Friday, December 13, 2013
Entertainment site showing Prince Harry's South Pole "walkabout" actually requests permission to install tracking cookies
For the first time that I can recall, a website has asked me for permission to install tracking cookies. It did so in all three of my browsers in Windows 8 (Google Chrome, Firefox, and Internet Explorer 10). On all three, I got a message that I had to approve the site’s use of its cookies. Webroot Secure Anywhere did not object. The message refers to a government rule passed in 2011 (I think from the UK).
The site was Entertainmentwise, an article by Esi Mensah on Prince Harry’s blog of his fund-raising hike to the South Pole in Antarctica. The link is here.
The purpose of the trip is to raise money for disabled British military veterans.
Does this example show how a stricter implementation of "do not track" would work in practice? Do US webmasters need to look at this now?

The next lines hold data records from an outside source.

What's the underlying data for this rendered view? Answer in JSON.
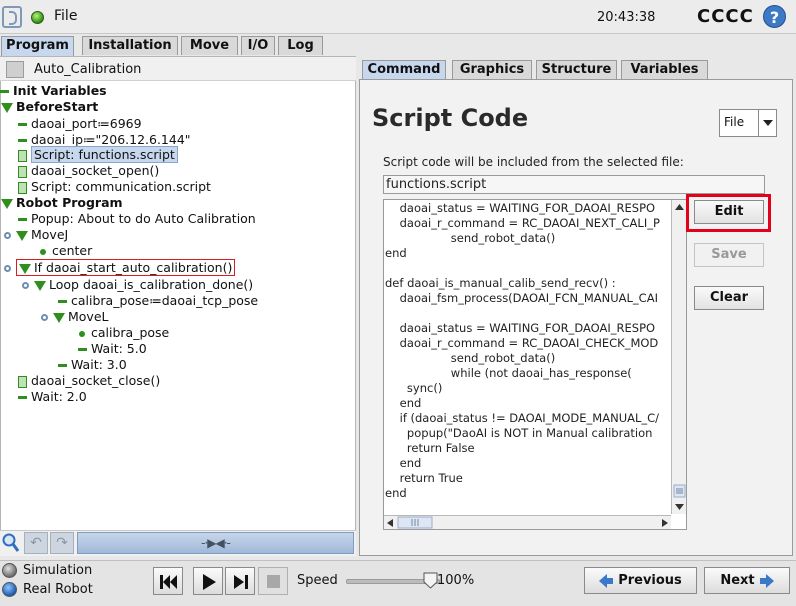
{
  "topbar": {
    "file_menu": "File",
    "clock": "20:43:38",
    "robot_name": "CCCC",
    "help": "?"
  },
  "main_tabs": [
    {
      "label": "Program",
      "active": true
    },
    {
      "label": "Installation",
      "active": false
    },
    {
      "label": "Move",
      "active": false
    },
    {
      "label": "I/O",
      "active": false
    },
    {
      "label": "Log",
      "active": false
    }
  ],
  "program": {
    "name": "Auto_Calibration",
    "tree": [
      {
        "text": "Init Variables",
        "icon": "dash-icon",
        "bold": true
      },
      {
        "text": "BeforeStart",
        "icon": "expand-triangle-icon",
        "bold": true
      },
      {
        "text": "daoai_port≔6969",
        "icon": "dash-icon"
      },
      {
        "text": "daoai_ip≔\"206.12.6.144\"",
        "icon": "dash-icon"
      },
      {
        "text": "Script: functions.script",
        "icon": "script-icon",
        "selected": true
      },
      {
        "text": "daoai_socket_open()",
        "icon": "script-icon"
      },
      {
        "text": "Script: communication.script",
        "icon": "script-icon"
      },
      {
        "text": "Robot Program",
        "icon": "expand-triangle-icon",
        "bold": true
      },
      {
        "text": "Popup: About to do Auto Calibration",
        "icon": "dash-icon"
      },
      {
        "text": "MoveJ",
        "icon": "expand-triangle-icon"
      },
      {
        "text": "center",
        "icon": "waypoint-icon"
      },
      {
        "text": "If daoai_start_auto_calibration()",
        "icon": "expand-triangle-icon",
        "highlighted": true
      },
      {
        "text": "Loop daoai_is_calibration_done()",
        "icon": "expand-triangle-icon"
      },
      {
        "text": "calibra_pose≔daoai_tcp_pose",
        "icon": "dash-icon"
      },
      {
        "text": "MoveL",
        "icon": "expand-triangle-icon"
      },
      {
        "text": "calibra_pose",
        "icon": "waypoint-icon"
      },
      {
        "text": "Wait: 5.0",
        "icon": "dash-icon"
      },
      {
        "text": "Wait: 3.0",
        "icon": "dash-icon"
      },
      {
        "text": "daoai_socket_close()",
        "icon": "script-icon"
      },
      {
        "text": "Wait: 2.0",
        "icon": "dash-icon"
      }
    ],
    "drag_handle": "-·▶◀·-"
  },
  "right_tabs": [
    {
      "label": "Command",
      "active": true
    },
    {
      "label": "Graphics",
      "active": false
    },
    {
      "label": "Structure",
      "active": false
    },
    {
      "label": "Variables",
      "active": false
    }
  ],
  "script_panel": {
    "title": "Script Code",
    "mode": {
      "selected": "File"
    },
    "info": "Script code will be included from the selected file:",
    "filename": "functions.script",
    "code_lines": [
      "    daoai_status = WAITING_FOR_DAOAI_RESPO",
      "    daoai_r_command = RC_DAOAI_NEXT_CALI_P",
      "                  send_robot_data()",
      "end",
      "",
      "def daoai_is_manual_calib_send_recv() :",
      "    daoai_fsm_process(DAOAI_FCN_MANUAL_CAI",
      "",
      "    daoai_status = WAITING_FOR_DAOAI_RESPO",
      "    daoai_r_command = RC_DAOAI_CHECK_MOD",
      "                  send_robot_data()",
      "                  while (not daoai_has_response(",
      "      sync()",
      "    end",
      "    if (daoai_status != DAOAI_MODE_MANUAL_C/",
      "      popup(\"DaoAI is NOT in Manual calibration",
      "      return False",
      "    end",
      "    return True",
      "end"
    ],
    "buttons": {
      "edit": "Edit",
      "save": "Save",
      "clear": "Clear"
    }
  },
  "bottombar": {
    "simulation_label": "Simulation",
    "real_robot_label": "Real Robot",
    "speed_label": "Speed",
    "speed_value": "100%",
    "speed_fraction": 1.0,
    "previous_label": "Previous",
    "next_label": "Next"
  },
  "colors": {
    "accent_blue": "#c7d8ee",
    "tree_green": "#2e8f1e",
    "highlight_red": "#e2001a",
    "nav_arrow_blue": "#3a78c9"
  }
}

You can try the site, to see if you get the “opt in” permission. You will be bombarded with ads and sound, even though this looks like a perfectly legitimate and wholesome news story.
By the way, I just found a trove of my late mother's pictures of her trips to Panama, Hawaii, Northern Ireland, London, Copemhagen, and Madrid, all in the 1990s. Tomorrow, Dec. 14, marks the third anniversary of her passing on 2010.